Every year since 1959, at least one student has died from hazing in the United States-usually these students are victims of rituals taken too far at fraternities. According to an unofficial database kept by a Franklin professor cited in a Dallas News article, six of these deaths have occurred at the University of Texas – Austin in the last thirty years. Outraged by the University of Texas’ slow and unjust response to their son’s death, the parents of twenty-year-old Nicky Cumberland, who died after a car accident leaving a hazing ritual in 2018, are taking a stand.
Nicky was leaving a Texas Cowboys retreat when he got into a car accident that left him in a coma. He died about a month later from his injuries. At this retreat, he was paddled and plied with alcohol by members of the fraternity. The retreat also encompassed animal cruelty, and the organization has a storied history of hazing and branding members. The hazing lasted until the middle of the night, at which point pledges drove two hours home.
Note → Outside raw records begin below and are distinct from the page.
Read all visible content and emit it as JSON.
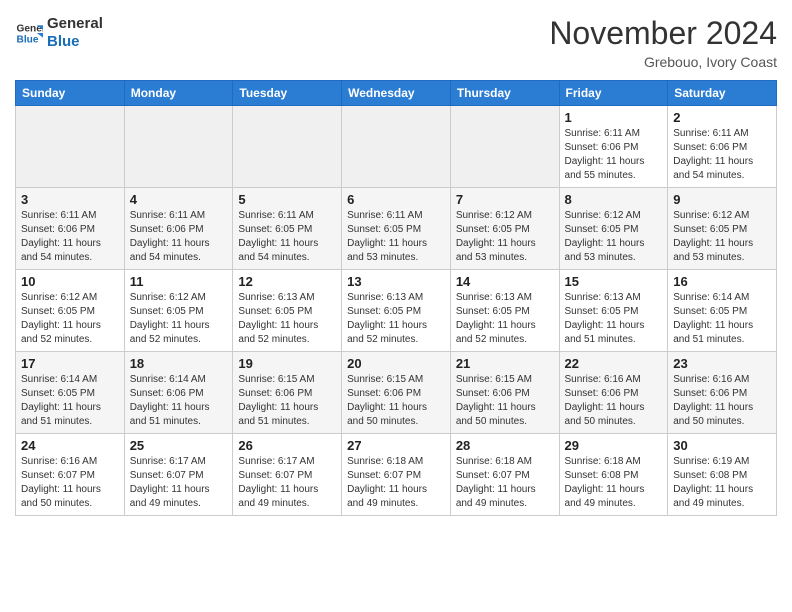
{
  "logo": {
    "line1": "General",
    "line2": "Blue"
  },
  "title": "November 2024",
  "location": "Grebouo, Ivory Coast",
  "days_header": [
    "Sunday",
    "Monday",
    "Tuesday",
    "Wednesday",
    "Thursday",
    "Friday",
    "Saturday"
  ],
  "weeks": [
    [
      {
        "day": "",
        "info": ""
      },
      {
        "day": "",
        "info": ""
      },
      {
        "day": "",
        "info": ""
      },
      {
        "day": "",
        "info": ""
      },
      {
        "day": "",
        "info": ""
      },
      {
        "day": "1",
        "info": "Sunrise: 6:11 AM\nSunset: 6:06 PM\nDaylight: 11 hours\nand 55 minutes."
      },
      {
        "day": "2",
        "info": "Sunrise: 6:11 AM\nSunset: 6:06 PM\nDaylight: 11 hours\nand 54 minutes."
      }
    ],
    [
      {
        "day": "3",
        "info": "Sunrise: 6:11 AM\nSunset: 6:06 PM\nDaylight: 11 hours\nand 54 minutes."
      },
      {
        "day": "4",
        "info": "Sunrise: 6:11 AM\nSunset: 6:06 PM\nDaylight: 11 hours\nand 54 minutes."
      },
      {
        "day": "5",
        "info": "Sunrise: 6:11 AM\nSunset: 6:05 PM\nDaylight: 11 hours\nand 54 minutes."
      },
      {
        "day": "6",
        "info": "Sunrise: 6:11 AM\nSunset: 6:05 PM\nDaylight: 11 hours\nand 53 minutes."
      },
      {
        "day": "7",
        "info": "Sunrise: 6:12 AM\nSunset: 6:05 PM\nDaylight: 11 hours\nand 53 minutes."
      },
      {
        "day": "8",
        "info": "Sunrise: 6:12 AM\nSunset: 6:05 PM\nDaylight: 11 hours\nand 53 minutes."
      },
      {
        "day": "9",
        "info": "Sunrise: 6:12 AM\nSunset: 6:05 PM\nDaylight: 11 hours\nand 53 minutes."
      }
    ],
    [
      {
        "day": "10",
        "info": "Sunrise: 6:12 AM\nSunset: 6:05 PM\nDaylight: 11 hours\nand 52 minutes."
      },
      {
        "day": "11",
        "info": "Sunrise: 6:12 AM\nSunset: 6:05 PM\nDaylight: 11 hours\nand 52 minutes."
      },
      {
        "day": "12",
        "info": "Sunrise: 6:13 AM\nSunset: 6:05 PM\nDaylight: 11 hours\nand 52 minutes."
      },
      {
        "day": "13",
        "info": "Sunrise: 6:13 AM\nSunset: 6:05 PM\nDaylight: 11 hours\nand 52 minutes."
      },
      {
        "day": "14",
        "info": "Sunrise: 6:13 AM\nSunset: 6:05 PM\nDaylight: 11 hours\nand 52 minutes."
      },
      {
        "day": "15",
        "info": "Sunrise: 6:13 AM\nSunset: 6:05 PM\nDaylight: 11 hours\nand 51 minutes."
      },
      {
        "day": "16",
        "info": "Sunrise: 6:14 AM\nSunset: 6:05 PM\nDaylight: 11 hours\nand 51 minutes."
      }
    ],
    [
      {
        "day": "17",
        "info": "Sunrise: 6:14 AM\nSunset: 6:05 PM\nDaylight: 11 hours\nand 51 minutes."
      },
      {
        "day": "18",
        "info": "Sunrise: 6:14 AM\nSunset: 6:06 PM\nDaylight: 11 hours\nand 51 minutes."
      },
      {
        "day": "19",
        "info": "Sunrise: 6:15 AM\nSunset: 6:06 PM\nDaylight: 11 hours\nand 51 minutes."
      },
      {
        "day": "20",
        "info": "Sunrise: 6:15 AM\nSunset: 6:06 PM\nDaylight: 11 hours\nand 50 minutes."
      },
      {
        "day": "21",
        "info": "Sunrise: 6:15 AM\nSunset: 6:06 PM\nDaylight: 11 hours\nand 50 minutes."
      },
      {
        "day": "22",
        "info": "Sunrise: 6:16 AM\nSunset: 6:06 PM\nDaylight: 11 hours\nand 50 minutes."
      },
      {
        "day": "23",
        "info": "Sunrise: 6:16 AM\nSunset: 6:06 PM\nDaylight: 11 hours\nand 50 minutes."
      }
    ],
    [
      {
        "day": "24",
        "info": "Sunrise: 6:16 AM\nSunset: 6:07 PM\nDaylight: 11 hours\nand 50 minutes."
      },
      {
        "day": "25",
        "info": "Sunrise: 6:17 AM\nSunset: 6:07 PM\nDaylight: 11 hours\nand 49 minutes."
      },
      {
        "day": "26",
        "info": "Sunrise: 6:17 AM\nSunset: 6:07 PM\nDaylight: 11 hours\nand 49 minutes."
      },
      {
        "day": "27",
        "info": "Sunrise: 6:18 AM\nSunset: 6:07 PM\nDaylight: 11 hours\nand 49 minutes."
      },
      {
        "day": "28",
        "info": "Sunrise: 6:18 AM\nSunset: 6:07 PM\nDaylight: 11 hours\nand 49 minutes."
      },
      {
        "day": "29",
        "info": "Sunrise: 6:18 AM\nSunset: 6:08 PM\nDaylight: 11 hours\nand 49 minutes."
      },
      {
        "day": "30",
        "info": "Sunrise: 6:19 AM\nSunset: 6:08 PM\nDaylight: 11 hours\nand 49 minutes."
      }
    ]
  ]
}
Tragically, Nicky didn’t make it.
The University of Texas took over two months to investigate the death. The group was active for eight months before the University president suspended activities. This suspension was originally set for six years but the sentence was later softened to potentially allow a resumption of activities in January 2022. The alumni association is still operating via a loophole to the dismay of the Cumberlands.
Other universities have enacted heavy punishments for hazing deaths, including suspending all Greek activities and even having the students involved arrested. The Cumberlands would be happy for some display of the sense of urgency these other universities have shown. They want expulsion on the table as a punishment for the students in charge and participating in these rituals.
The University of Texas hired a lawyer to do an investigation into the incident and exonerated the Cowboys from fault. The Cumberlands, however, disagree with this, suspecting the entire investigation was a sham.
To make matters worse, the University of Texas seems to favor the Cowboys over other organizations. They recently suspended another fraternity on campus for four years for far lesser crimes.